O romanı yazarken tercüme edileceğini bile düşünmemiştim. Arap toplumuna yazmaya çalıştığım bir eserdi. 2018’de tercüme edildiğinde yayınevindeki sorumlu kişi Man Booker’a sunmuş. Benim haberim bile yoktu. Ajanstan arayıp listeye girmeye hak kazandınız dediler. Sonra ödül haberi geldi. Çok memnun ve mutlu oldum. Edebiyat dediğiniz zaman daha çok Lübnan, Mısır’ın edebiyatı akla gelir. Ama ben bu romanla bir ülkenin daha listeye eklendiğini düşünüyorum. Bu roman Umman edebiyatına da bir atıf. İngiltere’de yaşayanlar, Umman’ı araştırmaya, Arap edebiyatını tanımaya müsait eserler nedir diye araştırmaya başladılar. Bu da çok mutlu etti beni.
Batı’nın Müslüman klişesi kırılıyor
Son yıllarda Müslüman kadınların sesi daha gür çıkıyor, mücadeleleri daha görünür oluyor. Ben bu romanı bu sesin bir parçası gibi görüyorum.

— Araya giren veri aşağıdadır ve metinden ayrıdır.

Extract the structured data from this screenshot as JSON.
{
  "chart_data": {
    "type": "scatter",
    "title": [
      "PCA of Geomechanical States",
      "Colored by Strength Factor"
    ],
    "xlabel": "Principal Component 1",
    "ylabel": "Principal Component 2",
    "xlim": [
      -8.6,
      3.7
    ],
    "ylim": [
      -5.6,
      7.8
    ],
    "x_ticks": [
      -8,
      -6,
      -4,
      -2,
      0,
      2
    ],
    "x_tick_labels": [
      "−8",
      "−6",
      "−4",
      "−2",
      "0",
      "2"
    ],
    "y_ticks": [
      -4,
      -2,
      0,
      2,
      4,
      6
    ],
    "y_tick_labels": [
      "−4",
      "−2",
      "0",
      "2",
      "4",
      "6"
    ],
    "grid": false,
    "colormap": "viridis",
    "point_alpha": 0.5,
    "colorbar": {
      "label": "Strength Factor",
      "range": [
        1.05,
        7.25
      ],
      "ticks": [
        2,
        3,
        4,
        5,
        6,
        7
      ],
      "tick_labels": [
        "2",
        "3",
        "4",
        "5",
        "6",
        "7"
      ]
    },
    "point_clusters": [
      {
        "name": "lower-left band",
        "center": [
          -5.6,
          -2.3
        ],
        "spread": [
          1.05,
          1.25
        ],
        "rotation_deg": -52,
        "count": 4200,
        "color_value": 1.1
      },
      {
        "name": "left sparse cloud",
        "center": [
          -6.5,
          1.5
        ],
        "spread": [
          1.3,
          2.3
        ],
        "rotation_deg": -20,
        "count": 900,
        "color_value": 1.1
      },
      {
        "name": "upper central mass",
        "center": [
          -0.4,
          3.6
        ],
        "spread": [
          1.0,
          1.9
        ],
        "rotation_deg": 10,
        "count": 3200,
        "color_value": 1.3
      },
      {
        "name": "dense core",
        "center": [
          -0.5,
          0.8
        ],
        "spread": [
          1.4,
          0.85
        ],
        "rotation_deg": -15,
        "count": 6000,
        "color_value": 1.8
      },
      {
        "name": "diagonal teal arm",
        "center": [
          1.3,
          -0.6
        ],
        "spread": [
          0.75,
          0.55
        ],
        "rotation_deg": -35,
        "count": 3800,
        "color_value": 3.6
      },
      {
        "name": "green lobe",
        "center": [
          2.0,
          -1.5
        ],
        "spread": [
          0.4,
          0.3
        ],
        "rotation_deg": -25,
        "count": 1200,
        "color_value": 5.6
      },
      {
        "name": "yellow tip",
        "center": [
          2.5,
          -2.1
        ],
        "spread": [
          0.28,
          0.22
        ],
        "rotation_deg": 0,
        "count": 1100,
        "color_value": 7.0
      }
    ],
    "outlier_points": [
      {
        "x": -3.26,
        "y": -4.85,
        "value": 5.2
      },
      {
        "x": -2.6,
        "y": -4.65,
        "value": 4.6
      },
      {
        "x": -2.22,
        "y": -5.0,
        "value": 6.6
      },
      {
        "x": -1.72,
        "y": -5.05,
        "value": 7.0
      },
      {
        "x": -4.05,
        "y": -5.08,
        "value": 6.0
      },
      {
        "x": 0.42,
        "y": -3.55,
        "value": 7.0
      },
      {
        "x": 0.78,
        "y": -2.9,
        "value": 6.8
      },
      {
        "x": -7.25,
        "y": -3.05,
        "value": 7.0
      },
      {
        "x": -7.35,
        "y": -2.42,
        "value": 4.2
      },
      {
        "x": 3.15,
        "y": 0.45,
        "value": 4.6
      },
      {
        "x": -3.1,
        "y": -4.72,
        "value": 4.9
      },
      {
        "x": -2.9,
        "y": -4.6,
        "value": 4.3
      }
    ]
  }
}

Müslüman kadınlar hakkında yazılanlar klişelerden ibarettir genelde. Bütün yazılar baskı altında, reddedilmiş ve sesini çıkaramayan kadınları anlatır. O klişe hayattan uzak durmaya çalıştım. Yaşadığım hayat bu değil. Tabii ki baskı altında kadınlar var. Ama baskı altında erkekler de var. Müslümanların hayatları Batı’nın anlattığı ve yansıttığından bambaşka şeyleri barındırıyor. Onun için romanı yabancı dillere çevrilmeye başladığında kapak tasarımlarında peçeli ve ağlayan kadınlar gelmeye başladı. Hepsini reddettim çünkü bu gerçekçi olmayan oryantalist bir bakış açısı ve bizi yansıtmıyor.